No dia 25 Abril de 1974, quinta-feira, o céu estava pouco nublado, o vento era fraco ou moderado de noroeste, eu vivia em Castro Verde, tinha nove anos e andava na 4ª classe.
Foi uma manhã como as outras, ter-me-ei levantado um pouco depois das oito, não tenho dúvidas de que abracei o perdigueiro Piruças, o meu primeiro amor canino, de certeza que bebi café com leite, talvez tenha comido meia sandes de fiambre, tudo à pressa que era preciso correr até à escola e dar antes uns pontapés na bola ou jogar ao berlinde com três covas antes de começarmos as lições.
Os meus tios não ouviam rádio de manhã e portanto ninguém lá em casa ficou a saber que havia uma revolução. E mesmo que tivessem ouvido, o meu tio não teria deixado de ir para a oficina e a minha tia teria feito as camas e teria ido ao pão.
Nessa manhã, horas depois da madrugada esperada pela poetisa, nós jogámos mais do que o costume. Eram já dez e meia quando o professor nos mandou entrar.

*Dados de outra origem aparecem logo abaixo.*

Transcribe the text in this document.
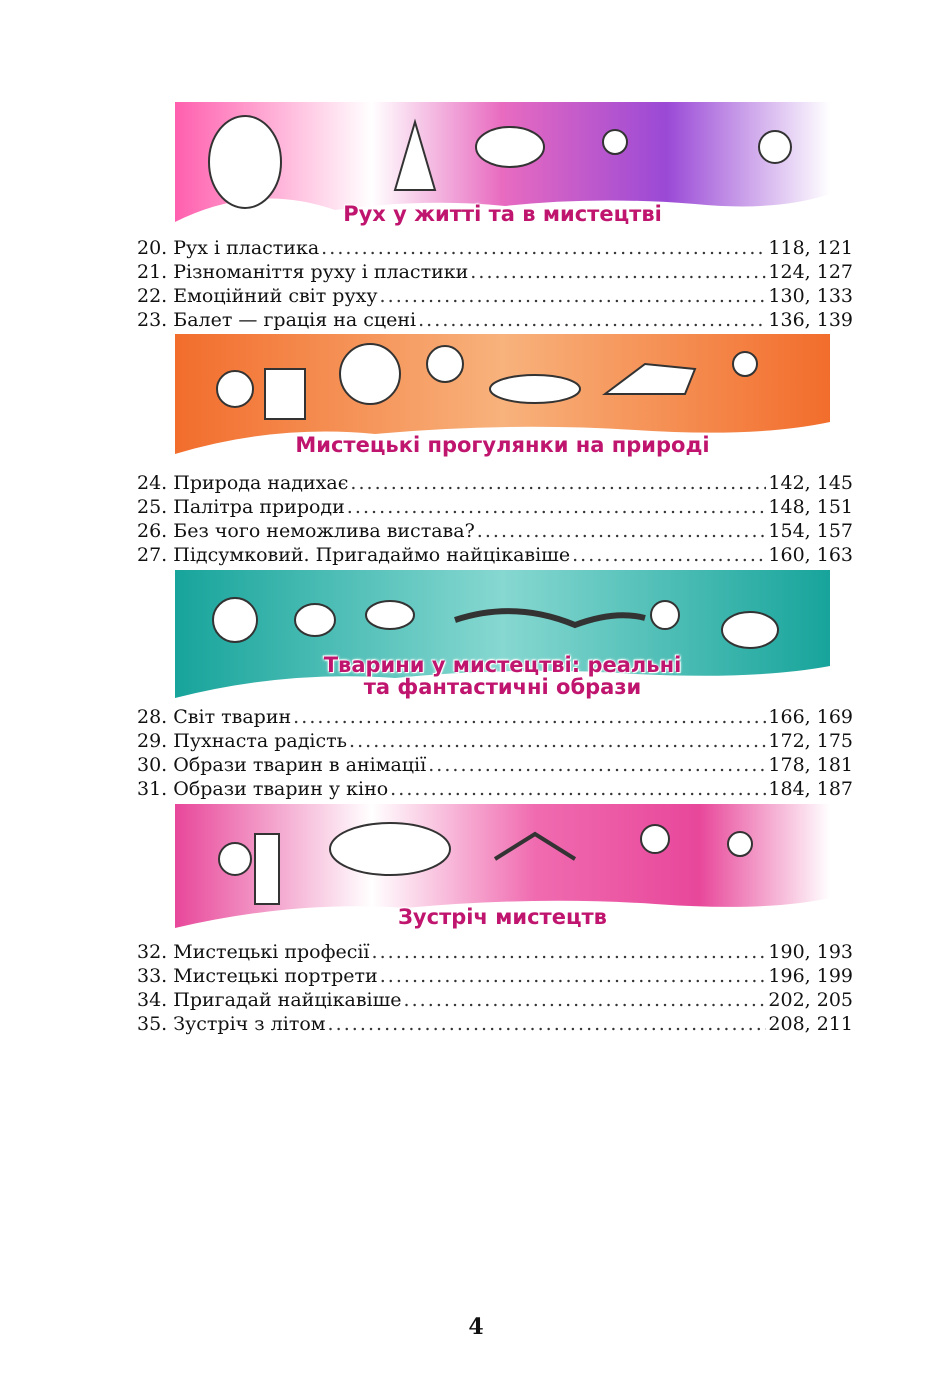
Рух у житті та в мистецтві
20. Рух і пластика . . .	118, 121
21. Різноманіття руху і пластики . . .	124, 127
22. Емоційний світ руху . . .	130, 133
23. Балет — грація на сцені . . .	136, 139
Мистецькі прогулянки на природі
24. Природа надихає . . .	142, 145
25. Палітра природи . . .	148, 151
26. Без чого неможлива вистава? . . .	154, 157
27. Підсумковий. Пригадаймо найцікавіше . . .	160, 163
Тварини у мистецтві: реальні
та фантастичні образи
28. Світ тварин . . .	166, 169
29. Пухнаста радість . . .	172, 175
30. Образи тварин в анімації . . .	178, 181
31. Образи тварин у кіно . . .	184, 187
Зустріч мистецтв
32. Мистецькі професії . . .	190, 193
33. Мистецькі портрети . . .	196, 199
34. Пригадай найцікавіше . . .	202, 205
35. Зустріч з літом . . .	208, 211
4
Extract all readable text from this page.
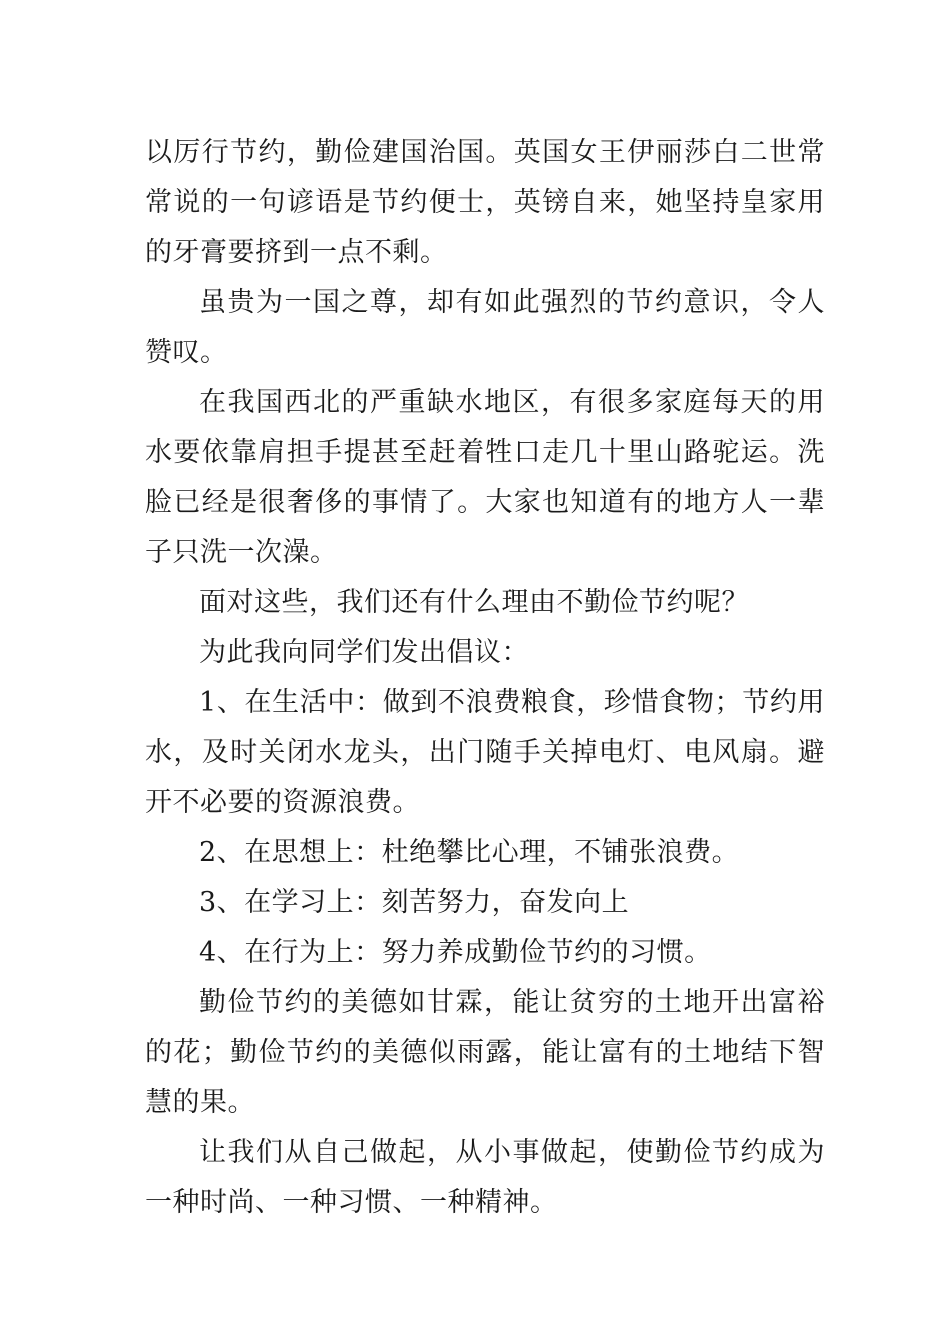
以厉行节约，勤俭建国治国。英国女王伊丽莎白二世常常说的一句谚语是节约便士，英镑自来，她坚持皇家用的牙膏要挤到一点不剩。

虽贵为一国之尊，却有如此强烈的节约意识，令人赞叹。

在我国西北的严重缺水地区，有很多家庭每天的用水要依靠肩担手提甚至赶着牲口走几十里山路驼运。洗脸已经是很奢侈的事情了。大家也知道有的地方人一辈子只洗一次澡。

面对这些，我们还有什么理由不勤俭节约呢？

为此我向同学们发出倡议：

1、在生活中：做到不浪费粮食，珍惜食物；节约用水，及时关闭水龙头，出门随手关掉电灯、电风扇。避开不必要的资源浪费。

2、在思想上：杜绝攀比心理，不铺张浪费。

3、在学习上：刻苦努力，奋发向上

4、在行为上：努力养成勤俭节约的习惯。

勤俭节约的美德如甘霖，能让贫穷的土地开出富裕的花；勤俭节约的美德似雨露，能让富有的土地结下智慧的果。

让我们从自己做起，从小事做起，使勤俭节约成为一种时尚、一种习惯、一种精神。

O meu professor chamava-se Serrano e eu gostava muito dele. Nesse dia eu ainda não sabia que gostava assim tanto dele, foi o futuro que me disse que ele foi um dos homens mais importantes da minha vida.
Entrámos para a sala da quarta classe, só rapazes, claro, e quando já estávamos sentados de frente para o crucifixo, para o mapa de Portugal e para a fotografia do Marcelo Caetano, o professor da terceira classe mais a terceira classe em peso entraram na nossa sala. Algo de absolutamente estranho se passava. O professor Serrano, de quem eu gostava muito, e de quem fiquei a gostar para sempre, e o professor de quem eu não gostava, ainda sem saber que o odiava tanto, falavam sobre coisas de que nós nunca tínhamos ouvido falar. Só sabíamos que era em Lisboa. Mas não fazia mal, assim não estávamos a fazer nenhum ditado, ou uma redacção, ou a aprender aritmética.
De repente, lá do fundo da sala, talvez emergindo da noite e do silêncio e livre a habitar a substância do tempo, o meu bom amigo Marinho Pintor, que sabia fazer fintas maravilhosas com a bola, talvez por ter já ouvido algum zunzum lá em casa, disse que o Marcelo Caetano estava lixado. O professor de quem eu não gostava, e fiquei a odiar para sempre, dirigiu-se ao Marinho Pintor, levantou a mão gorda e deu-lhe uma chapada tão forte que lhe rebentou o lábio.
Na nossa sala, derramou-se sangue em nome da liberdade. O Marinho Pintor, de quem nenhum político fala, foi o nosso herói, o nosso capitão de Abril. Se eu pudesse punha-o nos compêndios de História.
O professor Serrano disse ao outro professor para ter calma, mas o professor, com sangue do Marinho Pintor na mão gorda, não teve calma.
A terceira classe ficou sem professor. O professor Serrano não nos deixou.
Os dias seguintes foram todos inteiros e limpos. Uma gaivota voava, voava, asas de vento, coração de mar, como ela, somos livres, somos livres de voar.